Design and code for a non-blocking programming language, with all async i/o, might benefit from using a lightweight process model loosely modeled on a process model in an operating system (OS).
In other words, if you intend to represent concurrent lightweight threads in a single process, you might want to pretend each thread is a separate process, especially if a process address space is disjoint with respect to any other process in the same runtime. In one OS heavyweight process, you can do this two different ways: 1) by keeping each lightweight process disjoint (non-overlapping) in memory use, or 2) by making shared state immutable (perhaps via copy-on-write) so sharing cannot be empirically seen by two lightweight processes altering state.
This page aims to explore an idea of adding a process model similar to Unix (or Linux) to a Lathe programming language prototype. But presence of a programming language runtime engine is not assumed. (One might want to use the same lightweight process model to model any concurrent async engine in one process, even those written in C or C++.)
The approach shown here amounts to considering various system calls in turn, supposing they are part of a cy::Process lightweight process api and, then, trying to define what that means, whether it's a good idea, and what consequences are entailed. So this is system call tryouts for a cy::Process api, plus anything else that comes to mind.
(This page is a stub for content still in progress.)
Here's a menu of pages under qi:
- process - lightweight process api
- dialog - miscellaneous dialogs
Native threads are nearly ignored on this page. All process api described here is assumed used only in a single thread. You can have multiple threads, and they can talk to each other, but all api shown here assumes only one thread will call the api shown—at least for the state involved. Other threads will use disjoint mutable state, so only immutable state can be accessed by more than one thread using api here.
Why the restriction? (You're not entitled to an answer; but one appears anyway.) I plan to use this api in at least one single-threaded application. In one sense, this is actually a substitute for native threads. I get benefits I miss from using native threads without paying their costs. (Lightweight processes and native threads, both, seems a masochistic goal to pursue.)
Later I can make a multi-threaded version of this any time I need. But I'm not going to waste unpaid time telling you how to do it.
I aim to minimize obligations as a goal. The highest priority is to avoid making anyone responsible for reading docs located somewhere else. Local docs have strong precedence.
borrowing api «
Rather than invent new api from scratch, when you see old api you want to imitate, just try to follow the old api instead (as long as it does not subvert your intended semantics). This approach tends to minimize your work (to define new api) and a reader's work (to grasp new api). You can say, "This api is just like that one, except for details XYZ." This saves a lot of time.

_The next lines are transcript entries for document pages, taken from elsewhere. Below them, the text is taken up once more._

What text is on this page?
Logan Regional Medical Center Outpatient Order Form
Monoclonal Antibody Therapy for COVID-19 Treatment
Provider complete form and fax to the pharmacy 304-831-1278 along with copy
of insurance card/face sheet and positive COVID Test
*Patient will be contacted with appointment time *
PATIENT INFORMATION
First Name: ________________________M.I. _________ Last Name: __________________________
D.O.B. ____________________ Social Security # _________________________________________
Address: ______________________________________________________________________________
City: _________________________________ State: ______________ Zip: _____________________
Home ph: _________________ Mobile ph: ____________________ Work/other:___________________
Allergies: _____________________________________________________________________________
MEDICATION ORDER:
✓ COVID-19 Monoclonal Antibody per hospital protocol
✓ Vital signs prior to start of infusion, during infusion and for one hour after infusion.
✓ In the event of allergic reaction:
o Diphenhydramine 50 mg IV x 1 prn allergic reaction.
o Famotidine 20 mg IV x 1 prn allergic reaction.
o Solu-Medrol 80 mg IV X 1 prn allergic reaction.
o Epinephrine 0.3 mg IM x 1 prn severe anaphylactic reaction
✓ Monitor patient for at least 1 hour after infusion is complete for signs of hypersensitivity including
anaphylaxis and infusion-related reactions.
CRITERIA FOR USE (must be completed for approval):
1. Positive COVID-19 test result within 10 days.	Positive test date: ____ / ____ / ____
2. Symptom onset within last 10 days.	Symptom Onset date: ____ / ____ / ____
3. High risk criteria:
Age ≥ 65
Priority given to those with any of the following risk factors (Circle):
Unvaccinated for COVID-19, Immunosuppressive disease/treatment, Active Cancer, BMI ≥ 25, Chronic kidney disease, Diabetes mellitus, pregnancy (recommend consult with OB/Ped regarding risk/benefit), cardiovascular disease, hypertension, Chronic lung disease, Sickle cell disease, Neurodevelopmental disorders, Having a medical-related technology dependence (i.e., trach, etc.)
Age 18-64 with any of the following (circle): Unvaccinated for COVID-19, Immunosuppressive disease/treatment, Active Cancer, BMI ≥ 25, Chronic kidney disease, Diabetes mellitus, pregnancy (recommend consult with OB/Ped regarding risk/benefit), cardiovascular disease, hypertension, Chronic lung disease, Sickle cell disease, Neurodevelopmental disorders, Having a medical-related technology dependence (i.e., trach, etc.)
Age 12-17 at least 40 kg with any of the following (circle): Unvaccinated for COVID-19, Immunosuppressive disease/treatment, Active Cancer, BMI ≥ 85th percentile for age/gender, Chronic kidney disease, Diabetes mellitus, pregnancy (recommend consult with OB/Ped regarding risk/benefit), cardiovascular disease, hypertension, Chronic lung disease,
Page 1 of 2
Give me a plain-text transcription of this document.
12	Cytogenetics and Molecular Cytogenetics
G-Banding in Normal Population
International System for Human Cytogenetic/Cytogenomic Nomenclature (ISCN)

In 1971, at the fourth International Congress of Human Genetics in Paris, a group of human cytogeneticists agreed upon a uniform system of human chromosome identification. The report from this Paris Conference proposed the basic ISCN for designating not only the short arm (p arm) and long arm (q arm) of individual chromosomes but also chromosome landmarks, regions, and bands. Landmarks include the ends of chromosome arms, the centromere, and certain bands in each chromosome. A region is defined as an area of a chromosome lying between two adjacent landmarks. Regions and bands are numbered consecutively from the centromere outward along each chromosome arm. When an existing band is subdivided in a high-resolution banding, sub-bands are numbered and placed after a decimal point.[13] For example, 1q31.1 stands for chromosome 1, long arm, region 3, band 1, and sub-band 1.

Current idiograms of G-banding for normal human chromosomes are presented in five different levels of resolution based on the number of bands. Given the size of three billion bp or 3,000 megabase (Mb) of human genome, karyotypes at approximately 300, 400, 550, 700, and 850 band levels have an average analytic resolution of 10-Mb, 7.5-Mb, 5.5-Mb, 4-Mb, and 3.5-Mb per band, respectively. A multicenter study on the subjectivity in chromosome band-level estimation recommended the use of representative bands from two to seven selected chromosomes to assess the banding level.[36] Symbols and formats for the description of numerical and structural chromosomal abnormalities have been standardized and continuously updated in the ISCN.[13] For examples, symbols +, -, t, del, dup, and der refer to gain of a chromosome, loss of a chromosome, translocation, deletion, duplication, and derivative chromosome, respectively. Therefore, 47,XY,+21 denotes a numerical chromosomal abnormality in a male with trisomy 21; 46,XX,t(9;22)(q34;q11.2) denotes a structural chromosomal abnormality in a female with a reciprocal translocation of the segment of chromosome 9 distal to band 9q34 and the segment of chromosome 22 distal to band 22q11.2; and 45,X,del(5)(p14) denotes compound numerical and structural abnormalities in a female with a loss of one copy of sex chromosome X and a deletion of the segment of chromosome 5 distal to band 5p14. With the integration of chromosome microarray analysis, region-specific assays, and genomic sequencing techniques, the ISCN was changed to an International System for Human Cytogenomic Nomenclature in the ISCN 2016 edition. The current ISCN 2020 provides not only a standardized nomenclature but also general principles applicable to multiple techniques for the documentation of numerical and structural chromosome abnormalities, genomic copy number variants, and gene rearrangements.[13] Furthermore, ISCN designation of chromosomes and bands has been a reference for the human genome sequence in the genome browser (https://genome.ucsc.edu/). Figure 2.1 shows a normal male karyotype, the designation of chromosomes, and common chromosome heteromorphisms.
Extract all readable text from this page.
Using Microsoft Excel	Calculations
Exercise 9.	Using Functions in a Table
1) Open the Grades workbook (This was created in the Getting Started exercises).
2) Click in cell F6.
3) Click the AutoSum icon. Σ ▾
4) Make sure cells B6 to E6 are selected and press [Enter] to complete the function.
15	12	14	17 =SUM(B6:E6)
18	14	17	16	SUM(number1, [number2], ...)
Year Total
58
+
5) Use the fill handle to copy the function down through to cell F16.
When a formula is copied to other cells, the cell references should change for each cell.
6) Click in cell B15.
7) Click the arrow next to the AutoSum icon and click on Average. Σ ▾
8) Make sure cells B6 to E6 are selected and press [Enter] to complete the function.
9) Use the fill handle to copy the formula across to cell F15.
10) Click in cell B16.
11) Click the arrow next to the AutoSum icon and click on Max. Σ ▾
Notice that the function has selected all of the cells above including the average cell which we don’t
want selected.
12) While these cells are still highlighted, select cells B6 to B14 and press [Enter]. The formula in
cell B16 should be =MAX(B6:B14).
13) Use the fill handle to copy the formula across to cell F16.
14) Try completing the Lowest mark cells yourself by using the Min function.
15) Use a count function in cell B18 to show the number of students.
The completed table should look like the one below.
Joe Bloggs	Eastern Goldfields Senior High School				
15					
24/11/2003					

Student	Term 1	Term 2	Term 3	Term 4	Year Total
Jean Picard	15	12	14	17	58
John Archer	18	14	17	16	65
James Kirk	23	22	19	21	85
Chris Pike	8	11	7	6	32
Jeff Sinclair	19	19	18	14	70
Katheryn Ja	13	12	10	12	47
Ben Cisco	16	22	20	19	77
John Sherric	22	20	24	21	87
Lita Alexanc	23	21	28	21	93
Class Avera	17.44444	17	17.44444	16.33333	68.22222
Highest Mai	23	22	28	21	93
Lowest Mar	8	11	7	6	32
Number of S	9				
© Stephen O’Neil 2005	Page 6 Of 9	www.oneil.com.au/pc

But this might accidentally give folks a mistaken idea docs elsewhere take precedence over local invention, as if there's an obligation to read all docs in the whole world first, before proceeding.
explicit definitions «
An api is only defined to do whatever you see in text right next to an api description. For example, any api on this page is defined on this page only. (If a method just looks like api you see elsewhere—say, a Linux api—the api here is defined only in terms of what you see here, and not in any docs you find elsewhere.) In other words, we inherit no definitions from the world at large as a default global env. No precedence is established by convention unless ratified here.
Standards found elsewhere only apply locally when we say so. Any detail in a standard not yet incorporated is just a vague hint you might pursue that detail later. But hints carry no force—no obligation to act.
semantic diffs «
When you pick an api like an existing standard, but with small differences, take care to note the differences. This reduces odds a reader will follow a false trail by accident. Be considerate.
Little to no global state should appear in LWP (lightweight process) api because two lightweight processes should not be forced to share mutable state in an OS heavyweight process. But forcing them to share immutable state is okay.
As direct consequence, we should pass state into any method you normally expect to have global scope in an OS heavyweight process. At least one parameter—perhaps the this parameter in an object base api—should scope the mutable runtime state involved: a representation of "the runtime." So if we imitate Linux system calls, every such call needs an extra parameter that means "this process" to scope the runtime for a lightweight process. In fact, it makes sense to define a cy::Process class to represent what a lightweight process knows. Methods imitating system calls should be member functions of cy::Process, to scope process state.
Immutable state shared by every lightweight cy::Process instance belongs in another object shared by every process instance.